Потом он стал вызывать генерала за генералом и вести с ними длительные беседы. Убеждаясь с каждым днем в их абсолютном военном невежестве, он стал подумывать о помощи немцев. Он боялся лишь одного, что потеряет благодаря этой мере влияние среди мещанской части Национального собрания. Потом он боялся еще англичан. И русских тоже боялся. И все это так в конце концов его расстроило, что он никак не мог наметить единой системы подавления революции. Сначала, по инициативе парижских мэров, ему предложили компромиссный выход — соглашение с Коммуной на основе принятия им некоторых реформ. Тьер отказался, так как хотел сам даровать эти реформы, и еще потому, что боялся новых выборов Собрания, которые должны были последовать за соглашением. Генералы предложили штурм города — он им не поверил.
— В тысяча восемьсот девятом году французам пришлось бомбардировать Сарагоссу в течение сорока одного дня, — сказал он осведомленно, — и в конце концов, чтобы выбить испанцев, пришлось минировать каждую улицу.
Отвергнув предложенные способы, он остановился на том, который выдумал сам, — на подкупе. Его агенты, по их собственным утверждениям, платили кому не лень. Они представляли ему расписки коммунальных генералов, редакторов, рабочих лидеров и ведомственных чиновников.

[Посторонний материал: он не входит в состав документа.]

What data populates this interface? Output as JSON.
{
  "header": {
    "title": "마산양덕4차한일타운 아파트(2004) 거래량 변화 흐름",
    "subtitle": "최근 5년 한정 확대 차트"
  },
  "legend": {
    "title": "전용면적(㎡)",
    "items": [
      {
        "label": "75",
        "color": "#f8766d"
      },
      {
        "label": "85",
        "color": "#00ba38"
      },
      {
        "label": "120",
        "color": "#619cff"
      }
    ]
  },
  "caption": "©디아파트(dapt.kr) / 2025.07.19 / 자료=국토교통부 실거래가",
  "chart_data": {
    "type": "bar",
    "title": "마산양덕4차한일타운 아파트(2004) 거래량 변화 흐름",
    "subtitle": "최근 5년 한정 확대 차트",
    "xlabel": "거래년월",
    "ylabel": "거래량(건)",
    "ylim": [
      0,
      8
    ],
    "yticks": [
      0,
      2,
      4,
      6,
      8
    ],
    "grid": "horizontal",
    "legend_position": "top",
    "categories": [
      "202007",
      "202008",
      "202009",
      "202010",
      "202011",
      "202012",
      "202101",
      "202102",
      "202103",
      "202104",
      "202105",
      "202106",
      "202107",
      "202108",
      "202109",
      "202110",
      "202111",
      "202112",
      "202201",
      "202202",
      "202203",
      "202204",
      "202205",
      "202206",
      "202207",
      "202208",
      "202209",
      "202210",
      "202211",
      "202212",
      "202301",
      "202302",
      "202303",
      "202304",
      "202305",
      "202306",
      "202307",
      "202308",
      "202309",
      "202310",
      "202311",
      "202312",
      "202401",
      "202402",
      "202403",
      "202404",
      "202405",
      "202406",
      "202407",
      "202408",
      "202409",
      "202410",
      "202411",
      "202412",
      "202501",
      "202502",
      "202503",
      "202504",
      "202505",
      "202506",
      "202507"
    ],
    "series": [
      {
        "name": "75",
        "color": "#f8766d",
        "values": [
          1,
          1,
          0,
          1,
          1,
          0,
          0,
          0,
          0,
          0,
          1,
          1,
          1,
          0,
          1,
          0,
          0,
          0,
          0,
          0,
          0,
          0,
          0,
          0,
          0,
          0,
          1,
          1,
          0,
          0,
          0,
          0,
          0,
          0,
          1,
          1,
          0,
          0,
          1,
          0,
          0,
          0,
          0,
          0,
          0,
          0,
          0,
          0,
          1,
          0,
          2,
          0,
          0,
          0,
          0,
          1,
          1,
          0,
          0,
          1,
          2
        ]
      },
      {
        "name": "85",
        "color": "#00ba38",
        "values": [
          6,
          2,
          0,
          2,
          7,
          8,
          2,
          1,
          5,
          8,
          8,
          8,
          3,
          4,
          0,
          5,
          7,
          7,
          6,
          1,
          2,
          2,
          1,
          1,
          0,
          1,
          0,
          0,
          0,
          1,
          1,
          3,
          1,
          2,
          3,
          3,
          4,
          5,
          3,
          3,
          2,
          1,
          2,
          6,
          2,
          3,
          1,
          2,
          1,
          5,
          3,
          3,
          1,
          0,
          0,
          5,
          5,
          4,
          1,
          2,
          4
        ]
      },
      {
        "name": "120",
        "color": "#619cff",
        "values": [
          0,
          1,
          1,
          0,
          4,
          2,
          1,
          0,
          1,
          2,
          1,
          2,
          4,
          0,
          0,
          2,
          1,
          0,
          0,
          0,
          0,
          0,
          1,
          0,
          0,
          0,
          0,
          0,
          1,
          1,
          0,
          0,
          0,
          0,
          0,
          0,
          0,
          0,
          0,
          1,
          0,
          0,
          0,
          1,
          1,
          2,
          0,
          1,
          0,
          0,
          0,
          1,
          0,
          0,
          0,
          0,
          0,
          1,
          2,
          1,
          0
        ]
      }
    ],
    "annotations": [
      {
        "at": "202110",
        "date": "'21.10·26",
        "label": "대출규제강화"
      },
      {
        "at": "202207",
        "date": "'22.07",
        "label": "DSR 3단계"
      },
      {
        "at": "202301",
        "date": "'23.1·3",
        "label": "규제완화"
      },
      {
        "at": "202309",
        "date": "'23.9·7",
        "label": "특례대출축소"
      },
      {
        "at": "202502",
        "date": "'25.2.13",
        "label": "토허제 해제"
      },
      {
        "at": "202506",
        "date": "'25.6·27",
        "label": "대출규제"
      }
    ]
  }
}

Они утверждали, что все подкуплены и готовы сдаться главе исполнительной власти, но версальские атаки отбивались с прежним диким упорством, а газеты выходили каждый день с лозунгами, все более непримиримыми.
— Они проиграют на своем интернационализме, — сказал он наконец. — Парижанин не захочет драться, если это оказывается делом английского или русского пролетария. Русские проблемы у нас никого не заинтересуют.
Он дал указания провоцировать интернациональную политику Коммуны. Его агенты кричали на всех перекрестках, что дело, затеянное Парижем, оказывается даже не его, парижским, делом, а русским, английским и польским.
И однажды секретарь российского императорского посольства г. Обрезков ознакомил главу исполнительной власти с неожиданными результатами его агитации.
— Знаете ли, господин президент, — сказал он, — что рудный бассейн севера и Па-де-Кале пользуются у вас трудом поляков; Нормандия и побережье Средиземного моря — трудом китайцев; стекольные заводы в Бордо — трудом негров; железные рудники Брие — трудом итальянцев и немцев; Лион — трудом греков; что джутовая и лесная промышленность в Пиренеях держатся на испанцах и что все сезонные рабочие севера Франции — бельгийцы. И знает ли господин президент о том, что интернациональная политика парижских инсургентов весьма положительно воспринимается всеми этими некоренными группами рабочих.
Через три дня после разговора Тьер позвал Мак-Магона.
— Штурм, подкуп, экономическая блокада… Так мы их быстро возьмем, — сказал он бодро.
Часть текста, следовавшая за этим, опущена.